Само собой разумеется, тут же, у них под боком, расстилалась необозримая степь обязательных предметов: история КПСС, политэкономия, марксистско-ленинская философия, научный коммунизм, научный атеизм и пр. Ситуация вполне привычная: в то время, даже покупая килограмм колбасы, человек был обязан, приплатив, взять «в нагрузку» три банки несъедобных консервов, так что не было ничего странного в необходимости тратить два часа в неделю на лекции по диамату, в качестве приплаты за возможность познакомиться с основами диалектологии. Я была готова платить и больше за счастье проникнуть в тайны словообразования в готском языке. Просидев четыре года на диете, состоявшей из теории множеств, термодинамики и интегрального исчисления, я испытывала головокружение от предстоящего изобилия гуманитарной пищи.
Однако, переступив в положенный день порог факультета, я испытала головокружение и совсем иного рода, впервые полностью осознав причину недовольства родителей моим выбором профессиональной стези. Из веселой компании юных математиков, живых, открытых и любознательных, я попала в окружение чинных девиц, отличниц и зануд (таково было первое впечатление), и вдобавок ко всему политически благонадежных. После блестящих учителей Второй школы, в большинстве своем ярких индивидуальностей, людей «своих», близостью с которыми мы так гордились, – серые университетские преподаватели, говорящие и думающие тезисами партконференций. И с первого же дня, с первого же часа, по всем предметам, по любому поводу – поток официального словоблудия, лошадиные дозы идеологии.
В шумной толпе студентов-филологов я вдруг почувствовала себя в полном одиночестве. Один из однокурсников рассказывал впоследствии, что его настолько смутил тон моих высказываний, что он даже пересказал их своим родителям. Те немедленно встревожились и посоветовали ему быть начеку: «Она либо дура, либо стукачка!»
Стукачкой я не была, глупость же моя, к счастью, не была неисправимой. Очухавшись от первого шока, я осознала необходимость научиться держать язык за зубами, избегать всего, что могло быть сочтено за провокацию. Дала себе слово быть осторожной в разговорах со студентами и постараться найти среди них тех, кто смотрит на вещи так же, как я, – в том, что такие существовали, я не сомневалась, просто они старались не высовываться.

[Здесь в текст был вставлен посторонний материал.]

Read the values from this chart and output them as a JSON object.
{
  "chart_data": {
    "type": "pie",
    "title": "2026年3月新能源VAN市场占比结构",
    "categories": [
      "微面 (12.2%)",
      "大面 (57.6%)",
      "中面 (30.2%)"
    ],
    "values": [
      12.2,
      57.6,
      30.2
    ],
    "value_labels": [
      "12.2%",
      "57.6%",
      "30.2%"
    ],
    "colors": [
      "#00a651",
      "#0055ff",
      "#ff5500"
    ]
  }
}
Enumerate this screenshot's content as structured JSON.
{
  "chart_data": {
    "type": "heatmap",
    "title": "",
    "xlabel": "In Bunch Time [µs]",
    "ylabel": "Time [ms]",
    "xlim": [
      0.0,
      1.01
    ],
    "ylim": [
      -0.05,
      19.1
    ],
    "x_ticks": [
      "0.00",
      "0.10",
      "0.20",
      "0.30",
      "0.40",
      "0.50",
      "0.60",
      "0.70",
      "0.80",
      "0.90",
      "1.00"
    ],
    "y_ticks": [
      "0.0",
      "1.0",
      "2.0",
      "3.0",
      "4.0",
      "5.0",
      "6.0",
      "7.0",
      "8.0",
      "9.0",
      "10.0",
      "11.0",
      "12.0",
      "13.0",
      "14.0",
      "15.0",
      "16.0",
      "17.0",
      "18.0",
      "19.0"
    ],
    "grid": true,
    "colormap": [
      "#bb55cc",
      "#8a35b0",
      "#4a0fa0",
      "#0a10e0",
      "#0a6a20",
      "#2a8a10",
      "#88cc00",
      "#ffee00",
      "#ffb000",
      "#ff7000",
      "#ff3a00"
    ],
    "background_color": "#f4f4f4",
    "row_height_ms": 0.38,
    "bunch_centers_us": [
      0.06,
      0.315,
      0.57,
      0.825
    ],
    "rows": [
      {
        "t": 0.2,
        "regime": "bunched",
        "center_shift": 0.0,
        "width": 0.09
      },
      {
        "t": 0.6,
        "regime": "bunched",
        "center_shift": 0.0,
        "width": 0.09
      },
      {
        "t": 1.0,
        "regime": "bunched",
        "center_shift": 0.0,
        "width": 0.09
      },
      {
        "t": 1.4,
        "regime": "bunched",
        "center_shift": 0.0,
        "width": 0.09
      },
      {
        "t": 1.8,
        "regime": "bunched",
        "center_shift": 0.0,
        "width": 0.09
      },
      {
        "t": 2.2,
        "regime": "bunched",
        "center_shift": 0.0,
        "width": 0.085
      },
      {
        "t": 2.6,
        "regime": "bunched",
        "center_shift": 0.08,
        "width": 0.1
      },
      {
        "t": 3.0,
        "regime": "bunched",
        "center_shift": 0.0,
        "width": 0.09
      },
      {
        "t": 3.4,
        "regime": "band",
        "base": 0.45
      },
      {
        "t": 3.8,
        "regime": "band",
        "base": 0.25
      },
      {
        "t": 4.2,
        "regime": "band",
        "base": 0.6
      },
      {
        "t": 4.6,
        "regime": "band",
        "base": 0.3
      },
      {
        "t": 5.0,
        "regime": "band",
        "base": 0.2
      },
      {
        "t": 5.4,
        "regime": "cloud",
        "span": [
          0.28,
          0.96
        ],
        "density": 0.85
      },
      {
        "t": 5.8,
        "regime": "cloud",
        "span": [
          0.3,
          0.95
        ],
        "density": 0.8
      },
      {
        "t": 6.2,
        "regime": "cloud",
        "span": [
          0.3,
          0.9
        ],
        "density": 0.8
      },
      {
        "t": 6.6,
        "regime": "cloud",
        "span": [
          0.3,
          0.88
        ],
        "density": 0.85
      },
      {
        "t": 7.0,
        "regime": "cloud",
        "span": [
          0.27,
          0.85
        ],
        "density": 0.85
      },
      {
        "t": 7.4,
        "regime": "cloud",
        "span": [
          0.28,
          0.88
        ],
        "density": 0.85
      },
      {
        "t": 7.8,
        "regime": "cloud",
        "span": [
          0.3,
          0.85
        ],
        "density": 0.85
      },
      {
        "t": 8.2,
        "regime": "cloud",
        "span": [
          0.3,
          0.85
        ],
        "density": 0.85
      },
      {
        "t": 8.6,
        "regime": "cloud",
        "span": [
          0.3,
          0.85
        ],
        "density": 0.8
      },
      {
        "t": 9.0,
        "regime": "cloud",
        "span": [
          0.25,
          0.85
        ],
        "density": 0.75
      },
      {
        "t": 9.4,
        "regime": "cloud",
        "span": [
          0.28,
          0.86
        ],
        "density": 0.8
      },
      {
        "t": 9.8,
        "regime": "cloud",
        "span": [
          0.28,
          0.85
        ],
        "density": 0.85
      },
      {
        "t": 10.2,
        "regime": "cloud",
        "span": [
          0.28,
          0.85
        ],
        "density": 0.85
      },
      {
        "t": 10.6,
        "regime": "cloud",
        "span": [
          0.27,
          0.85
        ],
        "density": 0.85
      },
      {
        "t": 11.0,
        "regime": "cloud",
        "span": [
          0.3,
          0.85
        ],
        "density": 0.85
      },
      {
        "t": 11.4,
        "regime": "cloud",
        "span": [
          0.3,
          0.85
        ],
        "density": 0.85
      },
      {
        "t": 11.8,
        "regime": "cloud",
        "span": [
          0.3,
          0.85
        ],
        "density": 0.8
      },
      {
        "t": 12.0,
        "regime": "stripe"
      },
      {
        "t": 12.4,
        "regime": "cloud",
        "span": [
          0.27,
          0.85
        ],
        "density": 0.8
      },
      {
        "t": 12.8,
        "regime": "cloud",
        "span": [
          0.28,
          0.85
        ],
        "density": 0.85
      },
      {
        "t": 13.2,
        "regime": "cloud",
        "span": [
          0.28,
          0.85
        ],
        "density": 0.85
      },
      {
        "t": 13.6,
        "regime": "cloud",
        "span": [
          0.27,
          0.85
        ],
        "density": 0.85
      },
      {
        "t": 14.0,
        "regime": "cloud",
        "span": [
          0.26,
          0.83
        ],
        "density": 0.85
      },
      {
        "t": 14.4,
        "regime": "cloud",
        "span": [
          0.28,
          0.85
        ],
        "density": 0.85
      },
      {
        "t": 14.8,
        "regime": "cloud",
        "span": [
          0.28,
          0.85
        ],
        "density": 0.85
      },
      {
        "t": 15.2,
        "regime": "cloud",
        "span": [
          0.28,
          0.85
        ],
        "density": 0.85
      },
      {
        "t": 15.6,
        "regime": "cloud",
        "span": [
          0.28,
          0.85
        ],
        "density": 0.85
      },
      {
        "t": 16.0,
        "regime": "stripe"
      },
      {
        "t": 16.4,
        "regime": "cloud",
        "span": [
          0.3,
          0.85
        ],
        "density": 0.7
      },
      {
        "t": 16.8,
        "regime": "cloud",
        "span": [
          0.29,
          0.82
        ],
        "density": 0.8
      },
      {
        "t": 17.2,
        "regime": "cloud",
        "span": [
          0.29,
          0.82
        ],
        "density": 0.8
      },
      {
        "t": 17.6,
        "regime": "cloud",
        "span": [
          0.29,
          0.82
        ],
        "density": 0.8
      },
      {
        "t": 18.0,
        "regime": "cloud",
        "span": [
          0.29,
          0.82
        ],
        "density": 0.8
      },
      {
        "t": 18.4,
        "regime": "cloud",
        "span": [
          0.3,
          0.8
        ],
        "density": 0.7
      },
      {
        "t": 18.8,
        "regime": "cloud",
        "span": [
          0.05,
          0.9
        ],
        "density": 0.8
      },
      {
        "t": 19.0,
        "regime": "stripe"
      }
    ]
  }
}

В отличие от Второй школы на филфаке их было ничтожное меньшинство, очевидно, в той же пропорции, что и в любом другом советском заведении. На этом фоне уникальность школы выступала еще ярче.
Уже на первом курсе у меня сложилось восприятие мира, которому суждено было сохраниться на протяжении ряда лет: с одной стороны, смесь страха и постоянно ощущаемого давления, с другой стороны, в противовес им, крепнущее чувство внутренней независимости – сочетание довольно шизофреническое. После исчезновения защитной микросреды, каковой являлась Вторая школа, соотношение между «они» и «мы» резко изменилось: отныне «мы» сжалось до пределов семьи и узкого круга друзей – все остальное было «они». Надо было как-то приспосабливаться, избегать эксцессов, выбирать в научные руководители наименее одиозных преподавателей, находить нейтральные сюжеты для курсовых работ. Все мои новые друзья выучились этому еще в школе, теперь настала моя очередь. Но похоже, время было упущено.